Induction of actin cytoskeleton rearrangement by methyl okadaate – comparison with okadaic acid

Methyl okadaate is a derivative of the lipophilic polyether okadaic acid (OA), a well‐known inducer of apoptosis. OA inhibits Ser/Thr protein phosphatases (PPs), among them types 1 and 2A (PP1 and PP2A), whereas methyl okadaate lacks PP1/PP2A inhibitory activity in vitro . As progressive loss of neuronal cytoarchitecture is a major event that precedes neuronal death, in this work we studied comparatively the effects of both toxins on actin cytoskeleton organization in human neuroblastoma cells by filamentous actin (F‐actin) labeling with the specific dye Oregon Green 514 Phalloidin.
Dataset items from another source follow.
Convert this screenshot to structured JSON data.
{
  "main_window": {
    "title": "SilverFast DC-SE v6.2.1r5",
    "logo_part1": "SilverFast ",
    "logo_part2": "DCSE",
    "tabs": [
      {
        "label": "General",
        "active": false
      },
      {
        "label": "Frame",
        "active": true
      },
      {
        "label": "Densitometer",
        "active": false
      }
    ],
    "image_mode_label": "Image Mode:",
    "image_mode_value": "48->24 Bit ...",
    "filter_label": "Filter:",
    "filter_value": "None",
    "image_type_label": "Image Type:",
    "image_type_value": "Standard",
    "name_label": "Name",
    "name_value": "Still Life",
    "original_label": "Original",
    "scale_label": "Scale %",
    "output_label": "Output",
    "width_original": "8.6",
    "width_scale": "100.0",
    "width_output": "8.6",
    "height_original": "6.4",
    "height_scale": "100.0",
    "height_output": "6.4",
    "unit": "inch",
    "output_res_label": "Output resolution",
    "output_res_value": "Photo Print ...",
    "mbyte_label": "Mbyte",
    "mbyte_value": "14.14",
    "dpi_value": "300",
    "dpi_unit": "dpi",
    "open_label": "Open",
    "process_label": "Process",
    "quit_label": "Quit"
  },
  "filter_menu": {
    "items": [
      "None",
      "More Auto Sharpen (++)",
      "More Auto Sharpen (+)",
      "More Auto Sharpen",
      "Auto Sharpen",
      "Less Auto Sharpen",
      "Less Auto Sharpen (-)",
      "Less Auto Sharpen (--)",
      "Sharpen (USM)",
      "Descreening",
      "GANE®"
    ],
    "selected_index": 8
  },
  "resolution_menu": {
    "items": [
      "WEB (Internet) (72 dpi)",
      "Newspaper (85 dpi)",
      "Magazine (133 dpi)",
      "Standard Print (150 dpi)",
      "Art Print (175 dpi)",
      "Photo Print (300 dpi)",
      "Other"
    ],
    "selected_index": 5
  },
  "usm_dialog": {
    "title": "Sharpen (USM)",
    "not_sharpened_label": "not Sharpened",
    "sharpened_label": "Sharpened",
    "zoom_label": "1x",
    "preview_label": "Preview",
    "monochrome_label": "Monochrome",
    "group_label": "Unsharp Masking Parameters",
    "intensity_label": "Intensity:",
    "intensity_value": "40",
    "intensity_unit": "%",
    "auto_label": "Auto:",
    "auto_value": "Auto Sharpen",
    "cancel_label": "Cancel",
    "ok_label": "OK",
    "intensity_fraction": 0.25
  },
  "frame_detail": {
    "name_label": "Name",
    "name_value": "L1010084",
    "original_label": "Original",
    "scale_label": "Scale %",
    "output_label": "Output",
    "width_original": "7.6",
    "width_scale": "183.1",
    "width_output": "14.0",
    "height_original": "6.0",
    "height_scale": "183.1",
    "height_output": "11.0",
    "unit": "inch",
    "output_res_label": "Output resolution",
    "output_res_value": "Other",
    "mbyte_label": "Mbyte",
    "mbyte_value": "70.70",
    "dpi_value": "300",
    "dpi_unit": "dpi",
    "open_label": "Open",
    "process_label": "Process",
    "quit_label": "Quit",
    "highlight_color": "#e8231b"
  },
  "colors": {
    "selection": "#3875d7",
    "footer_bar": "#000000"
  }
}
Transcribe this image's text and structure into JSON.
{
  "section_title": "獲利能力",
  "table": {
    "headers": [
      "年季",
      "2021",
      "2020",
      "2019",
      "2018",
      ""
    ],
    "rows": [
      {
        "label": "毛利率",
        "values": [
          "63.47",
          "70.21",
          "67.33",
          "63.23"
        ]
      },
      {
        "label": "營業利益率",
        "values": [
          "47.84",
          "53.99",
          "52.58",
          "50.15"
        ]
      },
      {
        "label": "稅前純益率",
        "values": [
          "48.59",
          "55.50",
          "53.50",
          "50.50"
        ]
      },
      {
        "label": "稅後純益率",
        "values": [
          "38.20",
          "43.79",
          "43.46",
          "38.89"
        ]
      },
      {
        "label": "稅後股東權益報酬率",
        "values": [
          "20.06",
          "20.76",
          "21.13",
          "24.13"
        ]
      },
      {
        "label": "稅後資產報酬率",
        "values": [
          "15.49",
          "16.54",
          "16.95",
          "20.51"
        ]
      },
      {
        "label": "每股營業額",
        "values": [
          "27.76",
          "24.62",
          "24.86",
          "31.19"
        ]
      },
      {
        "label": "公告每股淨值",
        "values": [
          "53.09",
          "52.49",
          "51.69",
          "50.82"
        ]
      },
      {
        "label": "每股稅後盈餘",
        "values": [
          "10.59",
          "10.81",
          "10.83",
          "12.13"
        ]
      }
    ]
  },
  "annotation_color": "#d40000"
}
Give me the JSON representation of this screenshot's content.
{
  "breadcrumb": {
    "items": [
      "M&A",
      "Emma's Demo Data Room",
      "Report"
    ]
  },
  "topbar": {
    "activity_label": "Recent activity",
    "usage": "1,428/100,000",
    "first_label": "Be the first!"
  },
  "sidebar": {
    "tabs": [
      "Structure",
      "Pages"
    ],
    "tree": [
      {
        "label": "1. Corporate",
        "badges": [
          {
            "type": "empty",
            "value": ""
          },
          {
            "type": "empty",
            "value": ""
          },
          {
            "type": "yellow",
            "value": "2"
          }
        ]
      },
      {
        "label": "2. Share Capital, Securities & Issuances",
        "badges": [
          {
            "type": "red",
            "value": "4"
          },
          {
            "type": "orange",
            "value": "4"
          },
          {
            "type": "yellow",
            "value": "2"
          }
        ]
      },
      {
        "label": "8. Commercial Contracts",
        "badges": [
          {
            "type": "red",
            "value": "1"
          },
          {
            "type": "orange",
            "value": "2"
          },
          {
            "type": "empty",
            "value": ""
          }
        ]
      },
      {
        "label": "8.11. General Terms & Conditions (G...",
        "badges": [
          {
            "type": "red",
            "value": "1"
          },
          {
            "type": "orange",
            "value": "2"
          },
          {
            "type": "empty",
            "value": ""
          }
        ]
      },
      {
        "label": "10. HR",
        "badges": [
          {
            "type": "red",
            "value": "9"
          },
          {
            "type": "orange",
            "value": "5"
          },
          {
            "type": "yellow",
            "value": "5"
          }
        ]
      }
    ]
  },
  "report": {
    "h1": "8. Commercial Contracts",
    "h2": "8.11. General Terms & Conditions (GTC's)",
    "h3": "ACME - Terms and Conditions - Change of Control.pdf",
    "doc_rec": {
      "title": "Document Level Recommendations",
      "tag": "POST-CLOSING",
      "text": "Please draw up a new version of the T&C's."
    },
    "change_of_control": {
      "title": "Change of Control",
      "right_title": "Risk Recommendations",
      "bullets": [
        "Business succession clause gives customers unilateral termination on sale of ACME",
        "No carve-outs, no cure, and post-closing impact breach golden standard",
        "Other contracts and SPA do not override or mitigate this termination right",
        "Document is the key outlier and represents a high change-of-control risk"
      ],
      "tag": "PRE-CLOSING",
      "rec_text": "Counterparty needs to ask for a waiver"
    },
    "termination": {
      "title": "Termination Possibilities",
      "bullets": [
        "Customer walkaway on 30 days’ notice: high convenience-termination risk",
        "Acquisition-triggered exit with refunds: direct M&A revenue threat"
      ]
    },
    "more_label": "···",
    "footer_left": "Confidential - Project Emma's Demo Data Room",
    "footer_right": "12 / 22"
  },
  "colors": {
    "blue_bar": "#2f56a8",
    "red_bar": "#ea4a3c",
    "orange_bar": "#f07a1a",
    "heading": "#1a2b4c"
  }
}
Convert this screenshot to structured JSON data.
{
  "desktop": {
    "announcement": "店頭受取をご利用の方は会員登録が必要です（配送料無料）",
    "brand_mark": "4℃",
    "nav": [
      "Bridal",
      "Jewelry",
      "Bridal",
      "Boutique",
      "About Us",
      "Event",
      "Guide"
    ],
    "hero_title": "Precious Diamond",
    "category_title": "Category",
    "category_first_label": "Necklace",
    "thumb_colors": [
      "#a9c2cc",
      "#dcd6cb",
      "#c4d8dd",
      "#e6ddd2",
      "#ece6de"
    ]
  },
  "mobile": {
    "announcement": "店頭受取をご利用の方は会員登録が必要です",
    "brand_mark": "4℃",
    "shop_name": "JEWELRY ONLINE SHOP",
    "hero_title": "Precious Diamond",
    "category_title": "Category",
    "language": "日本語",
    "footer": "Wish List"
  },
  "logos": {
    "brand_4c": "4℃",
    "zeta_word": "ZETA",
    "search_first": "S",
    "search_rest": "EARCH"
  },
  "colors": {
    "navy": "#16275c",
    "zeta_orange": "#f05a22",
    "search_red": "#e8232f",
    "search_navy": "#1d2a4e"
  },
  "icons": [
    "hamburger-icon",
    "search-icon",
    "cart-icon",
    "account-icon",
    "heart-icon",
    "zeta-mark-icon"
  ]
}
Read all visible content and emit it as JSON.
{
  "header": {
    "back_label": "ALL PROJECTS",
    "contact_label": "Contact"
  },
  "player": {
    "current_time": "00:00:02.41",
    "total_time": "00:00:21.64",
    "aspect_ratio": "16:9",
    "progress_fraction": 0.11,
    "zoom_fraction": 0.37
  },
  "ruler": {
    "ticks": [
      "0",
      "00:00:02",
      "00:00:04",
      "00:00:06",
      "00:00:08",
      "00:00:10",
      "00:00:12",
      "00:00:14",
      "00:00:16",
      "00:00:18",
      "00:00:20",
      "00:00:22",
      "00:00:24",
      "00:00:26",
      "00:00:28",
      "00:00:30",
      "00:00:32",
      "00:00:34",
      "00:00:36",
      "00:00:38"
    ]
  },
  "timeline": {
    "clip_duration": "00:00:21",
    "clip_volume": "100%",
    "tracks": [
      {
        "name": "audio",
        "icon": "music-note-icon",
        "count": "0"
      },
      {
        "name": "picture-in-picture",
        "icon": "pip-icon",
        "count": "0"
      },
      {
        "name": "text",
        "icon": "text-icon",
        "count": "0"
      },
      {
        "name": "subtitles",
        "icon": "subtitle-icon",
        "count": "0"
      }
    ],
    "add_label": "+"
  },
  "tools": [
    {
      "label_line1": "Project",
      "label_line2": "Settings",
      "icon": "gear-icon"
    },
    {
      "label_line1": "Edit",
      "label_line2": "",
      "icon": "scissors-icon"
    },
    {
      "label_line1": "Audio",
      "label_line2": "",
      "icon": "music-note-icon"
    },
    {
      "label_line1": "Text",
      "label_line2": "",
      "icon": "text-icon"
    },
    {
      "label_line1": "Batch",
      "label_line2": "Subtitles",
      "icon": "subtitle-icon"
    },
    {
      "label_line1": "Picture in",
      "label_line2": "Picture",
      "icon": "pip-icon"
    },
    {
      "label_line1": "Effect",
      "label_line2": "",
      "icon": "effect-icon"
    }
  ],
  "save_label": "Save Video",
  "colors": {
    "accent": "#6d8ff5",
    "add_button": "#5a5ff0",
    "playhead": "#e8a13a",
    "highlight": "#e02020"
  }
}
Neither methyl okadaate nor OA modified the amount of F‐actin per cell. However, confocal microscopy imaging showed that methyl okadaate induced reorganization of actin cytoskeleton, loss of the typical flattened morphology and adoption of a round shape, and a reduction in the number of neurites, with a consequent loss of cell attachment. These effects were identical to those induced by OA, although methyl okadaate potency was approximately 10‐fold lower. In order to investigate the role of membrane potential and cytosolic Ca 2+ concentration in morphological changes induced by these toxins, the cells were stained with bis‐(1,3‐dibutylbarbituric acid)‐trimethine oxonol and fura‐2. No toxin effect was detected on membrane potential or calcium influx, indicating that these two signals are not responsible for cytoskeletal/morphological change induction. Methyl okadaate induced an increase of Ser/Thr phosphorylation of cellular proteins detected by western blot, showing similar phosphorylation profiles to OA. Our data suggest that methyl okadaate is an active compound that shares a pharmacological target with OA that may be a Ser/Thr phosphatase, probably different from PP1 and PP2A.